Tribunal Administratif de VERSAILLES — Décision N° TA78-2404121

mardi 1 octobre 2024

JuridictionTribunal Administratif de VERSAILLES
SectionTribunal Administratif de VERSAILLES
N° DossierTA78-2404121
TypeDécision
RecoursExcès de pouvoir
Formation9ème chambre

Résumé IA

Le Tribunal Administratif de Versailles a rejeté la requête de M. A D, ressortissant marocain, qui contestait l'arrêté du préfet des Yvelines du 16 avril 2024 lui refusant un titre de séjour "salarié" et l'obligeant à quitter le territoire. La juridiction a écarté l'ensemble des moyens soulevés, notamment l'incompétence du signataire, l'insuffisance de motivation, et la méconnaissance de l'article 8 de la Convention européenne des droits de l'homme. Le tribunal a jugé que la décision était suffisamment motivée et fondée sur les textes applicables, dont l'accord franco-marocain et le code de l'entrée et du séjour des étrangers. En conséquence, la demande d'annulation et les conclusions accessoires ont été rejetées.

Texte intégral

Vu la procédure suivante :

Par une requête, enregistrée le 16 mai 2024, M. A D, représenté par Me Giudicelli-Jahn, demande au tribunal :

1°) d'annuler l'arrêté du 16 avril 2024 par lequel le préfet des Yvelines a rejeté sa demande d'admission exceptionnelle au séjour, lui a fait obligation de quitter le territoire français dans un délai de trente jours et a fixé le pays de destination de son éloignement ;

2°) d'enjoindre au préfet des Yvelines ou à tout autre préfet territorialement compétent de lui délivrer un titre de séjour portant la mention " salarié " dans le délai d'un mois à compter de la décision à intervenir sous astreinte de 50 euros par jour de retard ou, à titre subsidiaire, de réexaminer sa situation et de lui délivrer dans l'attente une autorisation provisoire de séjour avec autorisation de travail, dans les mêmes conditions de délai et d'astreinte ;

3°) de mettre à la charge de l'État une somme de 1 000 euros au titre de l'article L. 761-1 du code de justice administrative.

Il soutient que :

- l'arrêté a été signé par une autorité incompétente ;

- il est entaché d'une insuffisance de motivation en méconnaissance des articles L. 211-2, L. 211-5 du code des relations entre le public et l'administration et de l'article L. 613-1 du code de l'entrée et du séjour des étrangers et du droit d'asile ;

- il méconnait l'article 3 de l'accord franco-marocain ;

- il méconnait les dispositions de l'article L. 435-1 du code de l'entrée et du séjour des étrangers et du droit d'asile ;

- il est entaché d'une erreur manifeste d'appréciation quant à sa situation professionnelle, quant à l'utilisation d'une carte d'identité italienne, quant à sa situation sociale et quant aux conséquences des actes attaqués sur sa situation ;

- il méconnait les dispositions de l'article 8 de la convention européenne de sauvegarde des droits de l'Homme et des libertés fondamentales ;

- il méconnait les dispositions de l'article L. 423-23 du code de l'entrée et du séjour des étrangers et du droit d'asile.

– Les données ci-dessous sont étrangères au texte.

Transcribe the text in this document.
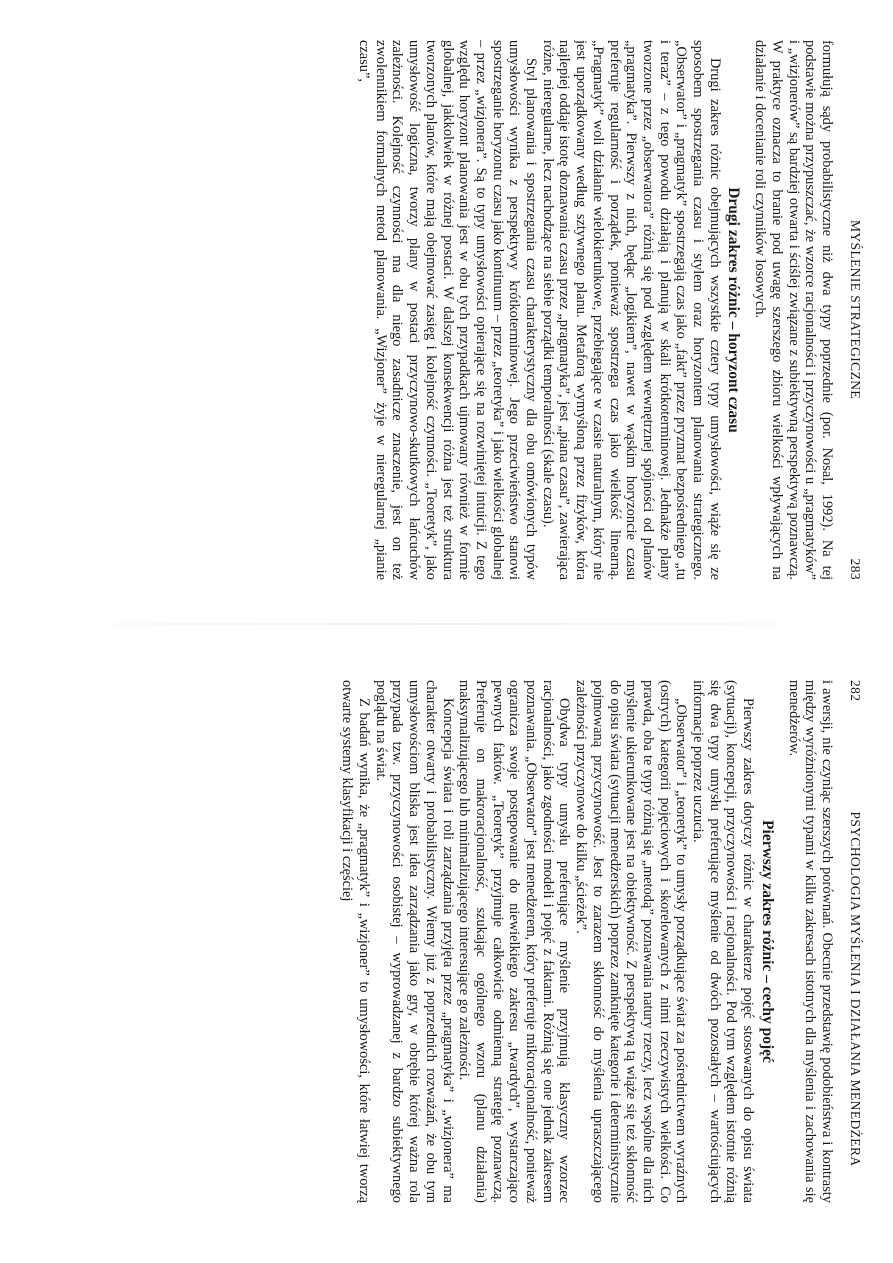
MYŚLENIE STRATEGICZNE
283

formułują sądy probabilistyczne niż dwa typy poprzednie (por. Nosal, 1992). Na tej podstawie można przypuszczać, że wzorce racjonalności i przyczynowości u „pragmatyków” i „wizjonerów” są bardziej otwarta i ściślej związane z subiektywną perspektywą poznawczą. W praktyce oznacza to branie pod uwagę szerszego zbioru wielkości wpływających na działanie i docenianie roli czynników losowych.

Drugi zakres różnic – horyzont czasu

Drugi zakres różnic obejmujących wszystkie cztery typy umysłowości, wiąże się ze sposobem spostrzegania czasu i stylem oraz horyzontem planowania strategicznego. „Obserwator” i „pragmatyk” spostrzegają czas jako „fakt” przez pryzmat bezpośredniego „tu i teraz” – z tego powodu działają i planują w skali krótkoterminowej. Jednakże plany tworzone przez „obserwatora” różnią się pod względem wewnętrznej spójności od planów „pragmatyka”. Pierwszy z nich, będąc „logikiem”, nawet w wąskim horyzoncie czasu preferuje regularność i porządek, ponieważ spostrzega czas jako wielkość linearną. „Pragmatyk” woli działanie wielokierunkowe, przebiegające w czasie naturalnym, który nie jest uporządkowany według sztywnego planu. Metaforą wymyśloną przez fizyków, która najlepiej oddaje istotę doznawania czasu przez „pragmatyka”, jest „piana czasu”, zawierająca różne, nieregularne, lecz nachodzące na siebie porządki temporalności (skale czasu).

Styl planowania i spostrzegania czasu charakterystyczny dla obu omówionych typów umysłowości wynika z perspektywy krótkoterminowej. Jego przeciwieństwo stanowi spostrzeganie horyzontu czasu jako kontinuum – przez „teoretyka” i jako wielkości globalnej – przez „wizjonera”. Są to typy umysłowości opierające się na rozwiniętej intuicji. Z tego względu horyzont planowania jest w obu tych przypadkach ujmowany również w formie globalnej, jakkolwiek w różnej postaci. W dalszej konsekwencji różna jest też struktura tworzonych planów, które mają obejmować zasięg i kolejność czynności. „Teoretyk”, jako umysłowość logiczna, tworzy plany w postaci przyczynowo-skutkowych łańcuchów zależności. Kolejność czynności ma dla niego zasadnicze znaczenie, jest on też zwolennikiem formalnych metod planowania. „Wizjoner” żyje w nieregularnej „pianie czasu”,

282
PSYCHOLOGIA MYŚLENIA I DZIAŁANIA MENEDŻERA

i awersji, nie czyniąc szerszych porównań. Obecnie przedstawię podobieństwa i kontrasty między wyróżnionymi typami w kilku zakresach istotnych dla myślenia i zachowania się menedżerów.

Pierwszy zakres różnic – cechy pojęć

Pierwszy zakres dotyczy różnic w charakterze pojęć stosowanych do opisu świata (sytuacji), koncepcji, przyczynowości i racjonalności. Pod tym względem istotnie różnią się dwa typy umysłu preferujące myślenie od dwóch pozostałych – wartościujących informacje poprzez uczucia.

„Obserwator” i „teoretyk” to umysły porządkujące świat za pośrednictwem wyraźnych (ostrych) kategorii pojęciowych i skorelowanych z nimi rzeczywistych wielkości. Co prawda, oba te typy różnią się „metodą” poznawania natury rzeczy, lecz wspólne dla nich myślenie ukierunkowane jest na obiektywność. Z perspektywą tą wiąże się też skłonność do opisu świata (sytuacji menedżerskich) poprzez zamknięte kategorie i deterministycznie pojmowaną przyczynowość. Jest to zarazem skłonność do myślenia upraszczającego zależności przyczynowe do kilku „ścieżek”.

Obydwa typy umysłu preferujące myślenie przyjmują klasyczny wzorzec racjonalności, jako zgodności modeli i pojęć z faktami. Różnią się one jednak zakresem poznawania. „Obserwator” jest menedżerem, który preferuje mikroracjonalność, ponieważ ogranicza swoje postępowanie do niewielkiego zakresu „twardych”, wystarczająco pewnych faktów. „Teoretyk” przyjmuje całkowicie odmienną strategię poznawczą. Preferuje on makroracjonalność, szukając ogólnego wzoru (planu działania) maksymalizującego lub minimalizującego interesujące go zależności.

Koncepcja świata i roli zarządzania przyjęta przez „pragmatyka” i „wizjonera” ma charakter otwarty i probabilistyczny. Wiemy już z poprzednich rozważań, że obu tym umysłowościom bliska jest idea zarządzania jako gry, w obrębie której ważna rola przypada tzw. przyczynowości osobistej – wyprowadzanej z bardzo subiektywnego poglądu na świat.

Z badań wynika, że „pragmatyk” i „wizjoner” to umysłowości, które łatwiej tworzą otwarte systemy klasyfikacji i częściej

Par un mémoire en défense, enregistré le 18 juillet 2024, le préfet des Yvelines conclut au rejet de la requête.

Il soutient que les moyens de la requête ne sont pas fondés.

Par une ordonnance du 2 août 2024, la clôture de l'instruction a été fixée au 2 septembre 2024 à 12 heures.

Vu les autres pièces du dossier.

Vu :

- la convention européenne de sauvegarde des droits de l'Homme et des libertés fondamentales ;

- l'accord franco-marocain du 9 octobre 1987 modifié ;

- le code de l'entrée et du séjour des étrangers et du droit d'asile ;

- le code des relations entre le public et l'administration ;

- le code de justice administrative.

La présidente de la formation de jugement a dispensé la rapporteure publique, sur sa proposition, de prononcer des conclusions à l'audience en application des dispositions de l'article R. 732-1-1 du code de justice administrative.

Les parties ont été régulièrement averties du jour de l'audience.

Le rapport de Mme Boukheloua, présidente-rapporteure, a été entendu au cours de l'audience publique.

Considérant ce qui suit :

1. M. A D, ressortissant marocain né en 1985, déclare être entré en France en 2017, sous couvert d'un visa C valable jusqu'au 15 avril 2017. Le 25 mai 2021, il a fait l'objet d'une décision portant obligation de quitter le territoire. Par un jugement du 25 août 2021, le tribunal administratif de Versailles a annulé cette décision et a enjoint au préfet territorialement compétent de réexaminer sa situation. M. D expose avoir sollicité, le 5 janvier 2022, auprès du préfet des Yvelines, la délivrance d'un titre de séjour portant la mention " salarié ". Par l'arrêté du 16 avril 2024, dont il demande l'annulation, le préfet des Yvelines a refusé de lui délivrer le titre de séjour sollicité, lui a fait obligation de quitter le territoire français dans un délai de trente jours et a fixé le pays à destination duquel il sera renvoyé en cas d'exécution d'office.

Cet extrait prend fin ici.